Mais M. Zelensky a reconnu, pour la première fois, que l’Ukraine pourrait devoir attendre après Poutine pour « rétablir » son intégrité territoriale, les Russes occupant près de 20 % de sa superficie.
C’est la première fois qu’il admet que son pays devra « peut-être » accepter, pour un temps, la perte de zones occupées par la Russie.
Auparavant, la diplomatie ukrainienne avait affirmé que l’Ukraine ne se soumettrait « jamais » à Moscou, tandis que le Kremlin affirmait, comme à son habitude, que son armée gagnerait.
Sur le terrain, les forces russes avancent sur plusieurs secteurs du front, notamment près de Kurakhové (est), où elles ont revendiqué mardi la conquête d’un nouveau village.
Des destins liés
Par ailleurs, une frappe russe a causé la mort de dix personnes, dont un enfant, dans la région de Soumy (nord-est) dans la nuit de lundi à mardi.
Sur le plan diplomatique, le retour prochain de Donald Trump à la Maison Blanche fait craindre à l’Ukraine qu’il n’oblige Kiev à des concessions.

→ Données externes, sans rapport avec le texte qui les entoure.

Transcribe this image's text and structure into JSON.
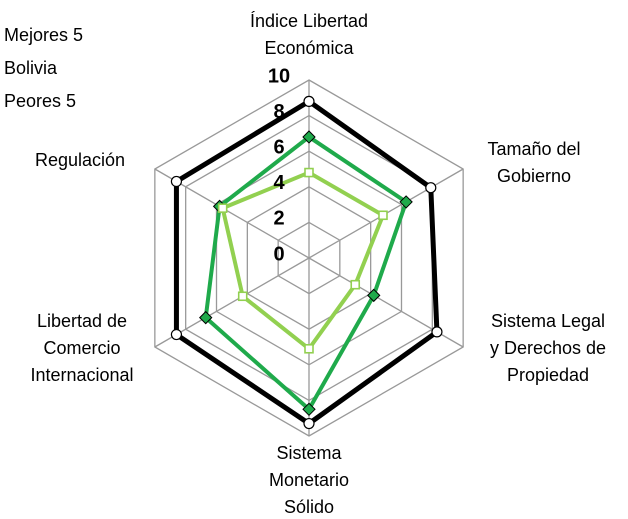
{
  "chart_data": {
    "type": "radar",
    "categories": [
      [
        "Índice Libertad",
        "Económica"
      ],
      [
        "Tamaño del",
        "Gobierno"
      ],
      [
        "Sistema Legal",
        "y Derechos de",
        "Propiedad"
      ],
      [
        "Sistema",
        "Monetario",
        "Sólido"
      ],
      [
        "Libertad de",
        "Comercio",
        "Internacional"
      ],
      [
        "Regulación"
      ]
    ],
    "series": [
      {
        "name": "Mejores 5",
        "color": "#000000",
        "values": [
          8.8,
          7.9,
          8.3,
          9.3,
          8.6,
          8.6
        ]
      },
      {
        "name": "Bolivia",
        "color": "#1faa4b",
        "values": [
          6.8,
          6.3,
          4.2,
          8.5,
          6.7,
          5.8
        ]
      },
      {
        "name": "Peores 5",
        "color": "#92d050",
        "values": [
          4.8,
          4.8,
          3.0,
          5.1,
          4.3,
          5.6
        ]
      }
    ],
    "rlim": [
      0,
      10
    ],
    "rticks": [
      0,
      2,
      4,
      6,
      8,
      10
    ],
    "grid": true
  }
}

Dans ce contexte, la Pologne et d’autres Etats européens se sont affirmés « prêts à assumer la charge du soutien militaire et financier » à Kiev, a déclaré le chef de la diplomatie polonaise Radoslaw Sikorski, à l’issue d’une rencontre à Varsovie avec plusieurs de ses homologues européens.

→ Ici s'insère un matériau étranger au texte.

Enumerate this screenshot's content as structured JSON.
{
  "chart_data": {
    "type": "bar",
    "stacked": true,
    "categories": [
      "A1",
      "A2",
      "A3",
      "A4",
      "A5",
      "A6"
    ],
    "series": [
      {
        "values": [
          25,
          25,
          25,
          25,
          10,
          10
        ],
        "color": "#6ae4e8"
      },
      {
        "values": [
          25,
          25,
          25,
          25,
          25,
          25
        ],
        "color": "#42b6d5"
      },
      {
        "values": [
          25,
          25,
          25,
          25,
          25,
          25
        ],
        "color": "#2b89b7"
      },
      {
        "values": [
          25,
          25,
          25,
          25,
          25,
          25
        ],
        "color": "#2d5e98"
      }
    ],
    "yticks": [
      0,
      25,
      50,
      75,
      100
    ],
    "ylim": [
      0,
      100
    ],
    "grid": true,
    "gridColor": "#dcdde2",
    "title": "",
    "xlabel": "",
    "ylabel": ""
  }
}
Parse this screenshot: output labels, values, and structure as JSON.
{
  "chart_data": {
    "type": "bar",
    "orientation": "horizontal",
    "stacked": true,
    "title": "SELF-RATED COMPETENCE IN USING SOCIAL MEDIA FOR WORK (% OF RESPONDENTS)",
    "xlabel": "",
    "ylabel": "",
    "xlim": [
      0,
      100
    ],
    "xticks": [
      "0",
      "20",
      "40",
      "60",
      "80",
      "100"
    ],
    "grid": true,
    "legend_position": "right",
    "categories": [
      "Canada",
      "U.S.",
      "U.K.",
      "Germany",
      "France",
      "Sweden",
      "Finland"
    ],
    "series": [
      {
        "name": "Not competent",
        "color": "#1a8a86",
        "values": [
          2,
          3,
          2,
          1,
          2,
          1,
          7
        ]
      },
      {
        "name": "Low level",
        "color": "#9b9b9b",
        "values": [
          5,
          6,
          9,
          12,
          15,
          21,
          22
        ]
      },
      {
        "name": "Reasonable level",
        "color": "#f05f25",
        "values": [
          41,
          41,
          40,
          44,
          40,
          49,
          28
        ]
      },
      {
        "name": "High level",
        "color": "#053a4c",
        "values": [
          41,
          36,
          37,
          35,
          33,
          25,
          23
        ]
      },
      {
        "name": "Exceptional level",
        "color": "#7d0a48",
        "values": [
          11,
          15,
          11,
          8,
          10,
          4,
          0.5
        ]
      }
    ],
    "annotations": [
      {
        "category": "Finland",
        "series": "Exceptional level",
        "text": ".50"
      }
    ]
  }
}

Il leur faudra cependant trouver un terrain d’entente durable, comme l’appelait il y a quelques jours le chancelier allemand Olaf Scholz pour la première fois depuis deux ans à Vladimir Poutine, provoquant la colère de Volodymyr Zelensky.
M. Poutine ne doit pas « parvenir à ses fins », a insisté mardi le secrétaire général de l’Otan, Mark Rutte.
Le chef de la diplomatie européenne Josep Borrell s’est quant à lui exclamé : « le sort des Ukrainiens déterminera le destin de l’Union européenne ».